If we go this direction we would need to make ballista optional feature

milenkovicm avatar Nov 29 '24 21:11 milenkovicm

I don’t have my computer this weekend so I can’t test to verify but you may get unblocked if you do ctx = SessionContext(ctx)

I finally got some time to try this, but unfortunately no luck, no such function.

I tried variation of the proposal wrapping DataFrame, but same error

from ballista import BallistaBuilder
# from datafusion.context import SessionContext
from datafusion import functions as f
from datafusion.dataframe import DataFrame


ctx = BallistaBuilder()\
    .standalone()

df = ctx.sql("SELECT 1 as r")

df0 = DataFrame(df)
df0.aggregate(
    [f.col("r")], [f.count_star()]
)
df0.show()
TypeError                                 Traceback (most recent call last)
Cell In[4], [line 14](vscode-notebook-cell:?execution_count=4&line=14)
     [11](vscode-notebook-cell:?execution_count=4&line=11) df = ctx.sql("SELECT 1 as r")
     [13](vscode-notebook-cell:?execution_count=4&line=13) df0 = DataFrame(df)
---> [14](vscode-notebook-cell:?execution_count=4&line=14) df0.aggregate(
     [15](vscode-notebook-cell:?execution_count=4&line=15)     [f.col("r")], [f.count_star()]
     [16](vscode-notebook-cell:?execution_count=4&line=16) )
     [17](vscode-notebook-cell:?execution_count=4&line=17) df0.show()

File ~/git/arrow-ballista/python/venv/lib/python3.12/site-packages/datafusion/dataframe.py:197, in DataFrame.aggregate(self, group_by, aggs)
    [195](.../datafusion/dataframe.py:195) group_by = [e.expr for e in group_by]
    [196](.../datafusion/dataframe.py:196) aggs = [e.expr for e in aggs]
--> [197](.../datafusion/dataframe.py:197) return DataFrame(self.df.aggregate(group_by, aggs))

Update:

I have also tried:

ctx = SessionContext()
ctx.ctx = BallistaBuilder()\
    .standalone()

same issue with function conversion as previous

milenkovicm avatar Dec 04 '24 10:12 milenkovicm

After spending some time and reading https://github.com/PyO3/pyo3/issues/1444 there is no simple solution for the problem.

milenkovicm avatar Dec 04 '24 16:12 milenkovicm

Summary

After some instigation and reading https://github.com/PyO3/pyo3/issues/1444 it looks not trivial to share (pyo3) structures between multiple crates, there might be some hacks but its a long shot.

So options mentioned in #1142 still stands:

Starting from option 2 - re-export all the (py)datafusion structures and functions as part of (py)ballista.
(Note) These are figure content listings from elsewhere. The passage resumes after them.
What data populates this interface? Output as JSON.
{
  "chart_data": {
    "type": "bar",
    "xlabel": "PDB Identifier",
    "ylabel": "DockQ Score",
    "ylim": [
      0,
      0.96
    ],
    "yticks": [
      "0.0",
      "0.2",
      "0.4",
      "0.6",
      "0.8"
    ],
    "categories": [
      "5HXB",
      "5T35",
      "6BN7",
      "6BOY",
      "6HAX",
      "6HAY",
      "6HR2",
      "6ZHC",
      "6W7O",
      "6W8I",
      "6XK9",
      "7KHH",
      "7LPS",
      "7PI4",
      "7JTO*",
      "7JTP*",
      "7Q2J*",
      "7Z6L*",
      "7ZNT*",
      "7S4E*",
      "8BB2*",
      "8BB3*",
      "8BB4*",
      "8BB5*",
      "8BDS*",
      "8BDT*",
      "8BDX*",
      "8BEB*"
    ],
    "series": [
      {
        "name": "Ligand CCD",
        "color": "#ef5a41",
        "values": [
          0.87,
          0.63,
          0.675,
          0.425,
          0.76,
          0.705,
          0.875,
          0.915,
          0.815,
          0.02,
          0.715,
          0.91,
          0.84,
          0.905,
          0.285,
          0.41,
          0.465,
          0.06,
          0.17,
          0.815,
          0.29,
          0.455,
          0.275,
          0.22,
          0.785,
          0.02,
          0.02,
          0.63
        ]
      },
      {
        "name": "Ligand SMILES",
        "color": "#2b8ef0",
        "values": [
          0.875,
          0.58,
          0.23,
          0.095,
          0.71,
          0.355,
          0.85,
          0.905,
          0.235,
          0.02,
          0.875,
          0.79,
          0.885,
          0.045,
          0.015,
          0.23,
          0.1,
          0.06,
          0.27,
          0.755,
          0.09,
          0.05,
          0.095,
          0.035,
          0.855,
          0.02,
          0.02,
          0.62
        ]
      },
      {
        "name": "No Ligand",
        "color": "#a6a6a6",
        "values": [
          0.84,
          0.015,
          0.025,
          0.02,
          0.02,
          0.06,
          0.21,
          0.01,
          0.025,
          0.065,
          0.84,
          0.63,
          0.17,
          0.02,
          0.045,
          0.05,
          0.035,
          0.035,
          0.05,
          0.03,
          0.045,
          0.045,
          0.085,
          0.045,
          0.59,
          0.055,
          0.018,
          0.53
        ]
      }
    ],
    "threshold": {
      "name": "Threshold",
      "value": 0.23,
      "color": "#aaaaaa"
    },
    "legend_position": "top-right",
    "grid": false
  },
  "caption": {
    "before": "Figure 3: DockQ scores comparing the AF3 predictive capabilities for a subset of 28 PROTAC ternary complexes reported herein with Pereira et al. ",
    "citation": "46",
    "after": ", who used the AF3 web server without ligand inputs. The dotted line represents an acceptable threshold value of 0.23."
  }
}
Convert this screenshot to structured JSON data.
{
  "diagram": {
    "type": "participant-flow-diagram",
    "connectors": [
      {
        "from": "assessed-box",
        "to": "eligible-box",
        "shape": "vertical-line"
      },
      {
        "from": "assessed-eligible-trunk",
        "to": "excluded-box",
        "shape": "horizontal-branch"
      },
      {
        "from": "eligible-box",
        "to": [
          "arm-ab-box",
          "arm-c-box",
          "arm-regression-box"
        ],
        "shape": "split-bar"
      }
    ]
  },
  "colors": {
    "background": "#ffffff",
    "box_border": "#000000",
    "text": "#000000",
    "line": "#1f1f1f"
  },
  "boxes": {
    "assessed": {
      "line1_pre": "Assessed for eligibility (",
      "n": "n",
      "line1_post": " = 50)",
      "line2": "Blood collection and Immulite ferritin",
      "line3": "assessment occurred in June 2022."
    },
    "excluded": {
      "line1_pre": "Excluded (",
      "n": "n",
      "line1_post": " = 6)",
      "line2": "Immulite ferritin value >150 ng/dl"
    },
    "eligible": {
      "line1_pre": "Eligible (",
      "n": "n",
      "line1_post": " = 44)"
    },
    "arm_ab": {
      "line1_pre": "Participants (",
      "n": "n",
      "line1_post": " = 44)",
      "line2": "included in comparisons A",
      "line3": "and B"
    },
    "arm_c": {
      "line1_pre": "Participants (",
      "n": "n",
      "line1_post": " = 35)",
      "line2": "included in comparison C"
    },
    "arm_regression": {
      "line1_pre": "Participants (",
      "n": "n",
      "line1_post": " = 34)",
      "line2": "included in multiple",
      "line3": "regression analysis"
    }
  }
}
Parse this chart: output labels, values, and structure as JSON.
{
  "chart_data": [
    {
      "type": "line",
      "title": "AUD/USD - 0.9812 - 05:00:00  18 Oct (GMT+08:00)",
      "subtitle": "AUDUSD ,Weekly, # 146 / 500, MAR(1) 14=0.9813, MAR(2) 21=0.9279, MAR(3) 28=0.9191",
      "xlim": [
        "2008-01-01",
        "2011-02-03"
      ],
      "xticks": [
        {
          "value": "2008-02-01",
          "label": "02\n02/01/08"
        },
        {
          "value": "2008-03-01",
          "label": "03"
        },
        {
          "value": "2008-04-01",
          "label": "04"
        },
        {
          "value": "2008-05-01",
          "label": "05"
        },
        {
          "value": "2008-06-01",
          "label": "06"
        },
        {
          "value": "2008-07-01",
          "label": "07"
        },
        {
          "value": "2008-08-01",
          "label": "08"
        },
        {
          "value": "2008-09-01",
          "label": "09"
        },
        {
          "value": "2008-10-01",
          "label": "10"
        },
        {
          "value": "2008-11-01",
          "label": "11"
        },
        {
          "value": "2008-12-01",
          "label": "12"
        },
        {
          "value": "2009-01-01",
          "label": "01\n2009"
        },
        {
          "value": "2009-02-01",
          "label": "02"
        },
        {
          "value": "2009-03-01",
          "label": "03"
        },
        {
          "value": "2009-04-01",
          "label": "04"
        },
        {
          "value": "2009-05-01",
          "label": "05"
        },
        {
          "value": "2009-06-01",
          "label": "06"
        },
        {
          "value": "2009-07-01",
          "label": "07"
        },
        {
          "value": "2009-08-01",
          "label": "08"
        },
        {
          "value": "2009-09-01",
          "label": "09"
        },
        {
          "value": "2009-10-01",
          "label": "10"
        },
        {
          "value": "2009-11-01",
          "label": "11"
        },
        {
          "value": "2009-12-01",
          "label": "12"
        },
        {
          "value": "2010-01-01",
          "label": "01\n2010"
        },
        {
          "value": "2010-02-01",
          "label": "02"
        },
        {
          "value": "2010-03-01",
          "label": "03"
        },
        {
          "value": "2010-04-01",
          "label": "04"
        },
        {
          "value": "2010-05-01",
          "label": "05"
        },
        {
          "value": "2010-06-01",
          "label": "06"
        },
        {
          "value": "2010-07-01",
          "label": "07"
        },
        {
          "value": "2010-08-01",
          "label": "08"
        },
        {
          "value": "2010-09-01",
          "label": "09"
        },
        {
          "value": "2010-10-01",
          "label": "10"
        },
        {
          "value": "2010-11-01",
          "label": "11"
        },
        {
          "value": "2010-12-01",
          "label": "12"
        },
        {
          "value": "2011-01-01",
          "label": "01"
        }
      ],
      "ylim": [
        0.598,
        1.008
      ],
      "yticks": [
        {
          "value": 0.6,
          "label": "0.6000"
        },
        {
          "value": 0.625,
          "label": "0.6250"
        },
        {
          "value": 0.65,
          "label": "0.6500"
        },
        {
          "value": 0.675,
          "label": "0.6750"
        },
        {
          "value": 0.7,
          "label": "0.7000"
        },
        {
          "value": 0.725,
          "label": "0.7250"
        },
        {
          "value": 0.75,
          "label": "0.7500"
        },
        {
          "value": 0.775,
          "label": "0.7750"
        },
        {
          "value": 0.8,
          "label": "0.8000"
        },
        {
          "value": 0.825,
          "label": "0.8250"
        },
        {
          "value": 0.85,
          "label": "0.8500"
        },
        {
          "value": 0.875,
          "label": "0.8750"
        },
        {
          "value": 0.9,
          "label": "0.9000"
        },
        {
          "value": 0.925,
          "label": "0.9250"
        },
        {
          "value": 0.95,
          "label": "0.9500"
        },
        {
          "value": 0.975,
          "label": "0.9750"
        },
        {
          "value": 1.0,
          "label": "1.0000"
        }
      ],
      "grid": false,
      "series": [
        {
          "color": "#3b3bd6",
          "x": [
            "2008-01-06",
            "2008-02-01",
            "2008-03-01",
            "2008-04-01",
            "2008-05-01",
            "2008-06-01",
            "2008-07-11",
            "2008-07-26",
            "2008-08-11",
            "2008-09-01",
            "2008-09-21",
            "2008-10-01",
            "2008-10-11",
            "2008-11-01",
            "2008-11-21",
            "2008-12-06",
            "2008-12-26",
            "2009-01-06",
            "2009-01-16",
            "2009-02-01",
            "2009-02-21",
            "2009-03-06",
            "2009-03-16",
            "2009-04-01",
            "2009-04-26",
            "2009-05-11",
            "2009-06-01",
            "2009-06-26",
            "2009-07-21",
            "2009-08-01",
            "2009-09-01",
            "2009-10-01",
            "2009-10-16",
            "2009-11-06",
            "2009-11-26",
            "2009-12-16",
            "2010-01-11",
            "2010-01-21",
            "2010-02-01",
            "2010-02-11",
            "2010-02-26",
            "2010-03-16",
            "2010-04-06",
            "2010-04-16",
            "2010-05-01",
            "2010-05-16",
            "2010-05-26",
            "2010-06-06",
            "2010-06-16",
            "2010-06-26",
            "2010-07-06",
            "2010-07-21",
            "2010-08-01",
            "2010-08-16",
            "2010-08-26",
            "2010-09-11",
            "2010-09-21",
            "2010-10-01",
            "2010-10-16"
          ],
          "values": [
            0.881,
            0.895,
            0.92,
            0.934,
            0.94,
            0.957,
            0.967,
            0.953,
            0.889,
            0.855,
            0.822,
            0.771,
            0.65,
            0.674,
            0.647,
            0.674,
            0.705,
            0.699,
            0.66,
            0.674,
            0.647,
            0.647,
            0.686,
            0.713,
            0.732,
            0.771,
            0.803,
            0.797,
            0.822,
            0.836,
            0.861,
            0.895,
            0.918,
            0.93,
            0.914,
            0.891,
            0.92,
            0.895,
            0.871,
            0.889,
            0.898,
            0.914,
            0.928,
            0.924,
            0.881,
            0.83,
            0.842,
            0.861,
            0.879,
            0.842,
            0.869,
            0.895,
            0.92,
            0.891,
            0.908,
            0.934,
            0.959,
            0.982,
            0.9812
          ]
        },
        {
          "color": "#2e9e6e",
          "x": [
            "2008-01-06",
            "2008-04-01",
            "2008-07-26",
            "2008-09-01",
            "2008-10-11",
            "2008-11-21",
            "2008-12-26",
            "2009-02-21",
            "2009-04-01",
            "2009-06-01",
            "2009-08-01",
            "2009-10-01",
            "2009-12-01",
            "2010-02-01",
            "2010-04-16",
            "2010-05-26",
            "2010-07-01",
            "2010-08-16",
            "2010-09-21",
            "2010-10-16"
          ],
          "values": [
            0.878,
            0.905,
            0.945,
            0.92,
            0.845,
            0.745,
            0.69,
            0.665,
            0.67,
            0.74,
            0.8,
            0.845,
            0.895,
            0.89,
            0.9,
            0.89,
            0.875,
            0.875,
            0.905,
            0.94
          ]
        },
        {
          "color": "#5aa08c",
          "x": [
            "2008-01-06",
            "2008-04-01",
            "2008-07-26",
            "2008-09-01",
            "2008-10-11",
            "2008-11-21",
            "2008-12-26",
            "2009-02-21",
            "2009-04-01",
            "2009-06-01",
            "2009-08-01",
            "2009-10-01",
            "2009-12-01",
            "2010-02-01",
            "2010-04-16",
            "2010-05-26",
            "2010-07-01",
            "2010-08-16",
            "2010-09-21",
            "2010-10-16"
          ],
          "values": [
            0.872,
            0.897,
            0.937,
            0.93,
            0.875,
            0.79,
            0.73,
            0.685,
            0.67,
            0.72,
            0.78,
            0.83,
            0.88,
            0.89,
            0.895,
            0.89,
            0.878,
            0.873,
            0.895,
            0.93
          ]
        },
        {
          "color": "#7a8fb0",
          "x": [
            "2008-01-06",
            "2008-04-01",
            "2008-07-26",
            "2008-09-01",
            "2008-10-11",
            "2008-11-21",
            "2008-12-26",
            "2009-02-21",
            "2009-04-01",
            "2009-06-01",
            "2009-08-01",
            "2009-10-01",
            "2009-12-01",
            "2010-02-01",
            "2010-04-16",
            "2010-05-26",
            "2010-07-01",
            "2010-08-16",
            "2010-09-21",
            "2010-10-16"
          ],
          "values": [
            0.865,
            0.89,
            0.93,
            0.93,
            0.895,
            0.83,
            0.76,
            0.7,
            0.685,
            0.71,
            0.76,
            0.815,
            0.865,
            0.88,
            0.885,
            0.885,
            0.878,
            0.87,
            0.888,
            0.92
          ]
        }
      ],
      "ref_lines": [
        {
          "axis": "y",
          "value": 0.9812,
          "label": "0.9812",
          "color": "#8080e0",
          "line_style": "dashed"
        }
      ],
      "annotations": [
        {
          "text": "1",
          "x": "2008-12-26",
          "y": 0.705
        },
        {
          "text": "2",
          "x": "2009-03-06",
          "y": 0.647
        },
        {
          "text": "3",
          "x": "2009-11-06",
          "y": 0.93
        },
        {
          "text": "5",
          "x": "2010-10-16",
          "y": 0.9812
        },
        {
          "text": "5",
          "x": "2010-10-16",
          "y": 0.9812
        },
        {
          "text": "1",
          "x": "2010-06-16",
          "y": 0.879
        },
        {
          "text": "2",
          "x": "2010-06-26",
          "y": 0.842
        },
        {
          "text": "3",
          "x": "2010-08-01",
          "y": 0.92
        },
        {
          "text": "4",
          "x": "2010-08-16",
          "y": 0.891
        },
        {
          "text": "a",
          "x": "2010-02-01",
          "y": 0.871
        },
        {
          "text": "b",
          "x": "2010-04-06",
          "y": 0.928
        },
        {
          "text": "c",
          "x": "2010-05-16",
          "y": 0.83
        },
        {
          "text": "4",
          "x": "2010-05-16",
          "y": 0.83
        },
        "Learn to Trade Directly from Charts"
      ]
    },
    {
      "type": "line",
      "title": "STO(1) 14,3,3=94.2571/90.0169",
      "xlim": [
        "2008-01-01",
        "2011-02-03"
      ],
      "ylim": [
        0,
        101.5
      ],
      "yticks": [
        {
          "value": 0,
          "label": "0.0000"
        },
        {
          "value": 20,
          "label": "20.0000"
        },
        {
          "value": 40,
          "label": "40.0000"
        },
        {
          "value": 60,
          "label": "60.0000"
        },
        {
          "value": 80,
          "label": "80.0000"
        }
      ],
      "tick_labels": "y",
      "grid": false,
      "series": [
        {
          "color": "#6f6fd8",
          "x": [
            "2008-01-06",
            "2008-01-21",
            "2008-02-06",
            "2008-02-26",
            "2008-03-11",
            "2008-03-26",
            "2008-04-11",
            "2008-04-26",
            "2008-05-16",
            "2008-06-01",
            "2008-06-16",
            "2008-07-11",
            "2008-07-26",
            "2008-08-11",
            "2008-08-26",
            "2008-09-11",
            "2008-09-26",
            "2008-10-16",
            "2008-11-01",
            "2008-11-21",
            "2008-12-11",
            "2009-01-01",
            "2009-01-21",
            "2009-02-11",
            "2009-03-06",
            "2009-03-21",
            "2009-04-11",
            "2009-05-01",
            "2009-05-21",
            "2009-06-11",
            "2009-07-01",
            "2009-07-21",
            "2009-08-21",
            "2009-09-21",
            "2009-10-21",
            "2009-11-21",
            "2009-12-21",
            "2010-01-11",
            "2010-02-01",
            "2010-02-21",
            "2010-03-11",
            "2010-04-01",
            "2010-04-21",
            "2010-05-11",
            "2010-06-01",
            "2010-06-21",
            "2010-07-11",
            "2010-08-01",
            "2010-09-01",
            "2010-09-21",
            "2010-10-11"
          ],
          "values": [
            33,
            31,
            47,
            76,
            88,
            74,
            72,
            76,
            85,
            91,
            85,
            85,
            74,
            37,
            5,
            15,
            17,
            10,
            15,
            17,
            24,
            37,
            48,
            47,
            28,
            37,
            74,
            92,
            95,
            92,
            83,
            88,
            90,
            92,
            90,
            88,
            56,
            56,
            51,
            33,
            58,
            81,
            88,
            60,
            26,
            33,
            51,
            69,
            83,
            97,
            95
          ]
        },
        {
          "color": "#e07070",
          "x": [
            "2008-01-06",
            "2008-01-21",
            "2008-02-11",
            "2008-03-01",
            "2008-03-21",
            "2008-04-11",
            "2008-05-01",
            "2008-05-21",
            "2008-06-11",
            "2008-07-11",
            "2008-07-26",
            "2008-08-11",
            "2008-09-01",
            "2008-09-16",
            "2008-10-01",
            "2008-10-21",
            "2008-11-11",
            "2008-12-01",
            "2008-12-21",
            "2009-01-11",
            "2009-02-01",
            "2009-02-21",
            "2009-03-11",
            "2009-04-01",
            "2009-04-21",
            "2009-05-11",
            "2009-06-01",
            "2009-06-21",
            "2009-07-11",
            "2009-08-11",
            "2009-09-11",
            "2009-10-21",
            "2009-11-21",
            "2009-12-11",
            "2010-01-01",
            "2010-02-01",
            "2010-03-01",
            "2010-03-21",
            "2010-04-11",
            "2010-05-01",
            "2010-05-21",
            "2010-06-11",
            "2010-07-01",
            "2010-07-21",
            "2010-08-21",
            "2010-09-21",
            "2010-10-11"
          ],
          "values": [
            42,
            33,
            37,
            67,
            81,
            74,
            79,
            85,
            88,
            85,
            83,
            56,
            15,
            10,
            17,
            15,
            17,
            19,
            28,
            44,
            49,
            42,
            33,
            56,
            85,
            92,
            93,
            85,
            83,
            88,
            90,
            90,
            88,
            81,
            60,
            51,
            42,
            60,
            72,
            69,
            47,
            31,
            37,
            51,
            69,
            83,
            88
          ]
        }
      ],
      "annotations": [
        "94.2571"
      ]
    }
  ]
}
I can't comment about effort scale, but if we go with it we could get into same situation were ballista was, constantly lagging behind (py)datafusion. Thus I'd argue that this approach would be dead-on-arrival due to lack of maintainers, and overall duplicated work.

Option 1 - creating ballista specific context in (py)datafusion. IMHO, this approach makes the most sense from technical perspective. We would just need to expose optional (py)datafusion ballista integration. This would mean a bit of extra work on (py)datafusion team. Ballista would be baggage which in the long run may go to "unmaintained" mode.

In short term, I would suggest not to release (py)ballista bindings, until we make decision on approach. Also, if we decide to go with "Option 1" we could use (py)ballista project for scheduler/executor py bindings.

Open for any suggestion

milenkovicm avatar Dec 05 '24 16:12 milenkovicm

One more option to throw in. Could we reduce the scope for (py)Ballista for now to just support SQL and not the DataFrame API?

We would just need the ability to send SQL to the server (perhaps via FlightSQL) and then fetch record batches.

andygrove avatar Dec 05 '24 16:12 andygrove

we dont even need flightsql, protocol supports sending sql statement:

https://github.com/apache/datafusion-ballista/blob/cc2ddcb8bac7bb15c4f8a5d300fcec2f5b3eb1b3/ballista/core/proto/ballista.proto#L523

so we would not need any context on (py)ballista side just a grpc client

milenkovicm avatar Dec 05 '24 16:12 milenkovicm

personally I find (py)datafusion running on ballista killer feature :) a great way to avoid GIL limitations

milenkovicm avatar Dec 05 '24 16:12 milenkovicm

One more option to throw in. Could we reduce the scope for (py)Ballista for now to just support SQL and not the DataFrame API?

We would just need the ability to send SQL to the server (perhaps via FlightSQL) and then fetch record batches.

@andygrove may I ask what kind of scenarios you'd like to support with "option 3"?

milenkovicm avatar Dec 06 '24 15:12 milenkovicm

for who ever is still interested in ballista python support, a new maybe promising POC #1338 to add ballista support on top of datafusion python.

milenkovicm avatar Oct 30 '25 19:10 milenkovicm